Everyone has an awkward conversation they are avoiding. Perhaps you have a co-worker who smells bad, a boss who’s impossible, or a regular, well-paying customer with outrageous demands. Sometimes the situation is temporary, or we don’t deal with it very often, so we don’t address it. Sometimes we bottle up our feelings in situations we deal with regularly—and do so for extended periods of time. Instead of finding a way to deal with an awkward situation in a healthy way, we endure years of pain and torment.
In the hit 90’s sitcom Seinfeld, Elaine, along with Jerry, George, and Kramer, lock away their darkest secrets in the vault (“I’m putting it in the vault! I’m locking the vault!”), a place where their confidences—too awkward or damaging to tell—were supposed to go to die. Sometimes we do the exact same thing.
So, why do we do this? Because we focus on the immediate risks involved in speaking up, but completely ignore the certain and ongoing costs of not speaking up.
We recently conducted a study of 1,409 participants asking about their “vault” (this study is the latest subject of our new BS Guys video). Fifty-six percent of respondents stated they have been safeguarding toxic secrets or workplace grievances for more than a year! Keeping these secrets “in the vault” creates problems that are decidedly non-comedic and can be costly to an organization.
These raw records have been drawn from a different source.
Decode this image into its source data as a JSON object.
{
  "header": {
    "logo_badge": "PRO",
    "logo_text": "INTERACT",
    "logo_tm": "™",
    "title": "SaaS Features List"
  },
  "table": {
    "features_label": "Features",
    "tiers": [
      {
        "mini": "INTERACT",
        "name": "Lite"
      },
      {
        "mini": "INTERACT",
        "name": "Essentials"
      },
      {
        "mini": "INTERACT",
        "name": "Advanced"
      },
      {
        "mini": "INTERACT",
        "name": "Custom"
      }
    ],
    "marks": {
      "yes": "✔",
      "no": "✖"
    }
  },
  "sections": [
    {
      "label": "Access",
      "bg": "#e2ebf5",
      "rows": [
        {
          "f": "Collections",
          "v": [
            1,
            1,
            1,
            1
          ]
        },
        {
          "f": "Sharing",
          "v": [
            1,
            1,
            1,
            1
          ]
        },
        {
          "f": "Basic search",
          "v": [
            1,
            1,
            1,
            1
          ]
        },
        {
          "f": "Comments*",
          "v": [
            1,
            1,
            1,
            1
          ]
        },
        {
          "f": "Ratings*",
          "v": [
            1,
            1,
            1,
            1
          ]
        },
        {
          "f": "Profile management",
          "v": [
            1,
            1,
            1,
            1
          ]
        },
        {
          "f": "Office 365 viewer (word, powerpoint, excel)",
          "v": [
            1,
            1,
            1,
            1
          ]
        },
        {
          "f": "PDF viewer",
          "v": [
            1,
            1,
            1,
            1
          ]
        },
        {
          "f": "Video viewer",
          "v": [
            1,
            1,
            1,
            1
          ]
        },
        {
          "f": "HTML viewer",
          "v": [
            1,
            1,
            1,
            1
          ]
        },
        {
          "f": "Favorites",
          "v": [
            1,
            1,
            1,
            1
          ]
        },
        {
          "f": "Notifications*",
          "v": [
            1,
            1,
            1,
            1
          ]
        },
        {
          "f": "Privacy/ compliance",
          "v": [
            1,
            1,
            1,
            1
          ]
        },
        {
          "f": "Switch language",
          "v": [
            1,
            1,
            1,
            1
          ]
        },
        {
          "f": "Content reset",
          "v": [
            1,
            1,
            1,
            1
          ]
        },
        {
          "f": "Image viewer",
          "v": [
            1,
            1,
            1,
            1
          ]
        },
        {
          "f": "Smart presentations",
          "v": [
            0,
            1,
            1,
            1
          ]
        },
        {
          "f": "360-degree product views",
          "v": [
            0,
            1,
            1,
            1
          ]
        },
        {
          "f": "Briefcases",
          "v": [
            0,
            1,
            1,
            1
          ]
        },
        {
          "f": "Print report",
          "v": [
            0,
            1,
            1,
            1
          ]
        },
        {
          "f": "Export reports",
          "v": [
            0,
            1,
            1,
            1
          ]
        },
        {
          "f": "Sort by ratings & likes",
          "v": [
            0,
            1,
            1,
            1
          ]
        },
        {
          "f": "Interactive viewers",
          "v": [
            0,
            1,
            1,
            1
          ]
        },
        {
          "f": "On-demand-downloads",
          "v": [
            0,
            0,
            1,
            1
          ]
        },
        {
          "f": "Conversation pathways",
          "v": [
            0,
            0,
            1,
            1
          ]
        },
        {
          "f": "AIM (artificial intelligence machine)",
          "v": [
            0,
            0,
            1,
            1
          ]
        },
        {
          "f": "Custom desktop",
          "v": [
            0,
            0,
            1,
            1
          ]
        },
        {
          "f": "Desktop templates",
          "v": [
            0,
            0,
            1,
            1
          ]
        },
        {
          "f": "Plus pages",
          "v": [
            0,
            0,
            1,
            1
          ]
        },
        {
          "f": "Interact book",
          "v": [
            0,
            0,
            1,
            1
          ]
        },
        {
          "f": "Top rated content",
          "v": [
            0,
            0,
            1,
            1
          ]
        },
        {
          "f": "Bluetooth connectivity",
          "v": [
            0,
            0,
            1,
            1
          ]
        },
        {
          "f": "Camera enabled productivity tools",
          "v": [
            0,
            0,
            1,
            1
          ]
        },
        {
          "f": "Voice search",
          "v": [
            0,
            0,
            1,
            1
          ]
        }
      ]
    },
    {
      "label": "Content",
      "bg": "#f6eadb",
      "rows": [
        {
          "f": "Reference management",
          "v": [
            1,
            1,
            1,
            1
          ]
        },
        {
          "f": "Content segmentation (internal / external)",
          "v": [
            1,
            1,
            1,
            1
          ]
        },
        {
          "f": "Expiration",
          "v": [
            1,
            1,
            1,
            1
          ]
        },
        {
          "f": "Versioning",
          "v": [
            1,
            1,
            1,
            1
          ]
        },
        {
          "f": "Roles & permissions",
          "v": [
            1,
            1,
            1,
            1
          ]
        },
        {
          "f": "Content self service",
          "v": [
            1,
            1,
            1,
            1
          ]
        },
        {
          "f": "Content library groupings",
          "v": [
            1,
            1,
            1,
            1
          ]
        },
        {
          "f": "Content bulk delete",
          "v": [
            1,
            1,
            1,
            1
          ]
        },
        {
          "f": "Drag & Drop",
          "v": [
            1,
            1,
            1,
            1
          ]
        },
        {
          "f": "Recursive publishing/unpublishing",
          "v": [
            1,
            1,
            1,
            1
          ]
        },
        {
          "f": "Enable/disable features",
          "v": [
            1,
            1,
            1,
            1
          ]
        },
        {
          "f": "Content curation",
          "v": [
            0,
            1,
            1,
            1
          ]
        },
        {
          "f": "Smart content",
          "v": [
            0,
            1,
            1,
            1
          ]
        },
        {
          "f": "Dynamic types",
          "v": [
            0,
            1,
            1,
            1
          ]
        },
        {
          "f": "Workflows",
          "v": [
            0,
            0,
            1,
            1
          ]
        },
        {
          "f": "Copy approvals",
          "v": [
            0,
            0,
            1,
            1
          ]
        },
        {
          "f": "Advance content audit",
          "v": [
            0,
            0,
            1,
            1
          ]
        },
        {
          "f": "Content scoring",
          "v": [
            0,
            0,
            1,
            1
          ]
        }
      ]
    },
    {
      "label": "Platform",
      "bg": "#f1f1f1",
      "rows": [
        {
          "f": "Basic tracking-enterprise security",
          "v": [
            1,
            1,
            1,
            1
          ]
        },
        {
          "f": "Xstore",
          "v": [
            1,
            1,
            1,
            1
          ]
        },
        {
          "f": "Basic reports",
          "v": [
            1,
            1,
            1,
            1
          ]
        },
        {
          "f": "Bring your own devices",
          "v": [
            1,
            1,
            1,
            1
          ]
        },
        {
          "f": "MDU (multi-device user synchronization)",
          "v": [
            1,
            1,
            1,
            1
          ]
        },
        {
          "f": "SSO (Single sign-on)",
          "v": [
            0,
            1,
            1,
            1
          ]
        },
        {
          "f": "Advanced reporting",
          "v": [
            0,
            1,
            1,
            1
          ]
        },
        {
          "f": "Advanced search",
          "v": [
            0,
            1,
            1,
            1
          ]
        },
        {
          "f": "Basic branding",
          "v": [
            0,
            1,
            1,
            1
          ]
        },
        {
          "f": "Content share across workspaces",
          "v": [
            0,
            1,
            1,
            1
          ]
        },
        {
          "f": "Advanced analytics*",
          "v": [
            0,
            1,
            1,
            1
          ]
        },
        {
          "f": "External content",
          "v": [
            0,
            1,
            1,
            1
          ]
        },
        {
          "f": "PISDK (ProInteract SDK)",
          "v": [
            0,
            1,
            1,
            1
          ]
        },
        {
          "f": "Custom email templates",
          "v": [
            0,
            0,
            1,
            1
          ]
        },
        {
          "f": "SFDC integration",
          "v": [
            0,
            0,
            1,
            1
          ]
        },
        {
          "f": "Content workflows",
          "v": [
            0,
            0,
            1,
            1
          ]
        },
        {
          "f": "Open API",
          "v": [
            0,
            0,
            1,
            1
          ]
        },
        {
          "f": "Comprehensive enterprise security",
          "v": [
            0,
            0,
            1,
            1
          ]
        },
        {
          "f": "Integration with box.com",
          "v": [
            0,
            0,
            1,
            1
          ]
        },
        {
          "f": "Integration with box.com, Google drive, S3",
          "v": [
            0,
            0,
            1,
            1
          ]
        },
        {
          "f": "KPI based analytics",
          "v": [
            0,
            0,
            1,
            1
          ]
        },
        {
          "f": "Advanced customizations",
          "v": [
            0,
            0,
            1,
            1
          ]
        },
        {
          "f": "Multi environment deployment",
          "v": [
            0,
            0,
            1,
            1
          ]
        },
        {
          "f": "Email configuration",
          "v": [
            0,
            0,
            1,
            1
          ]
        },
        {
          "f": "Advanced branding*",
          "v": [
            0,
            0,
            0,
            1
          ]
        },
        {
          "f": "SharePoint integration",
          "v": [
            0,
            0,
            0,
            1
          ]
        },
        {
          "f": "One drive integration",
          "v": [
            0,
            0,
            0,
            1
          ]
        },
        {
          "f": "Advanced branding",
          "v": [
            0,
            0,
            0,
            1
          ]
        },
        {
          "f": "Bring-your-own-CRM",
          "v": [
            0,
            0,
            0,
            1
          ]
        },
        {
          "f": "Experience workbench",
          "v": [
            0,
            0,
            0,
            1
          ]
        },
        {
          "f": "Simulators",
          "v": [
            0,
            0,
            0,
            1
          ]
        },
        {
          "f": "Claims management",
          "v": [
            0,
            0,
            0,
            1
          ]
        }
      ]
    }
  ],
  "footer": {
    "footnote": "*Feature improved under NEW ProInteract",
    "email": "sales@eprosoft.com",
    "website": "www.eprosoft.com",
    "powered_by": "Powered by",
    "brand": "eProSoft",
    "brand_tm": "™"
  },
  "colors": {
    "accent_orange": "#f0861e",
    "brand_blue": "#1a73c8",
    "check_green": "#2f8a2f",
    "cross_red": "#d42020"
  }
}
We asked people to imagine that we just handed them a “magical free pass” that would allow them to say anything they wanted to one person at work—with immunity from any consequences. Then we asked them what they thought would happen if they could actually follow through and hold that conversation. These were the surprising results:
• 66% believed their organization would be helped
• 57% believed everyone who interacts with this person would be helped
• 43% believed the person themself would be helped
• 39% believed a huge emotional burden would be lifted
We were amazed at the things employees have bottled-up for years, and were dying to tell a colleague, and yet were too scared or worried to discuss. For example, one school principal longed to tell her aging school media specialist:
“You need to retire. You’re overpaid, unhealthy, and out of touch—you can’t move well enough to even answer your phone. Oh, and you have a serious problem with hoarding.”
In spite of the enduring and substantial cost to the school, the principal, the students—and likely even to this employee—the principal’s concerns have stayed locked in “the vault” for more than a year.
People’s suppressed concerns ran the gamut, from terrifying to disgusting to heartbreaking. Common examples included:
• Speaking truth to those in power (50%): “You are the worst boss I’ve ever had. I used to fantasize you’d get into a car wreck on the way to work. My heart goes out to anyone who has to report to you.”
• Criticizing a peer’s performance (31%): “Your fake, sugar-sweet ‘kindness’ tinged with sarcasm and bullying to everyone, as well as your lying and backbiting, has made me not trust you or believe a word you say.”
• Talking about the elephant in the room (2%): “Your hygiene and habits are repulsive and offensive. No one wants to hear or smell your bodily functions. Stop leaving food garbage at your desk and using the bathroom sink to wash up like a squirrel at a birdbath.”
The most surprising finding of this study is how much pain we are willing to endure and for how long—for years and years in many cases—rather than open the vault. We are so intimidated by the initial conflict that could arise, we risk losing the incredible payoff of resolving the awkward issue.
This study uncovered another problem—these secrets are not truly locked away. When it comes to frustrations, if you don’t talk it out with the person and resolve it, you’ll act it out in unhealthy ways. Consider all the people who hate their managers. More than half of the respondents stated that they had either shared their resentments with others or have hinted about it to their boss.
So how do we open up the vault? Here are some tips to help you have “serenity now and avoid insanity later” as you follow through with that awkward conversation you’re avoiding:
Assume people can change. More than half of respondents haven’t spoken up because they don’t believe the person could or would change. But people do change all the time. Ask yourself, “If I were in the other person’s shoes, and I had a true friend who knew what I know, would I want them to tell me?” Most of us say “Yes!” because we care and have confidence we can change. Do the person the favor of letting them try to change.
Determine what you really want. Many of people’s grievances sound like, “You are a jerk!” These are accusations, rather than aspirations. Before speaking up, ask yourself what you want to accomplish—not just for yourself, but for the other person and for your working relationship. Use this long-term, inclusive goal to make the conversation constructive rather than destructive.
Approach as a friend, not a foe. We live in a low-accountability culture, where speaking up is often seen as an attack. Avoid this misconception by explaining your positive motives up front. For example, “I’d like to discuss a concern. My goal is to support you and to help us achieve the metrics you’ve set for our team . . . ”
Stick to the facts. Concerns that have been in the vault for months or years grow big and hairy. Specific incidents and facts are hidden beneath layers of conclusions. Avoid broad conclusions such as, “you don’t care” or “you’re incompetent.” Instead, focus on specific incidents, events, and actions such as, “The last three staffing decisions were made without input from the managers in the affected areas.”
I hope these tips help you have the courage to step up to the awkward conversation locked away in your vault.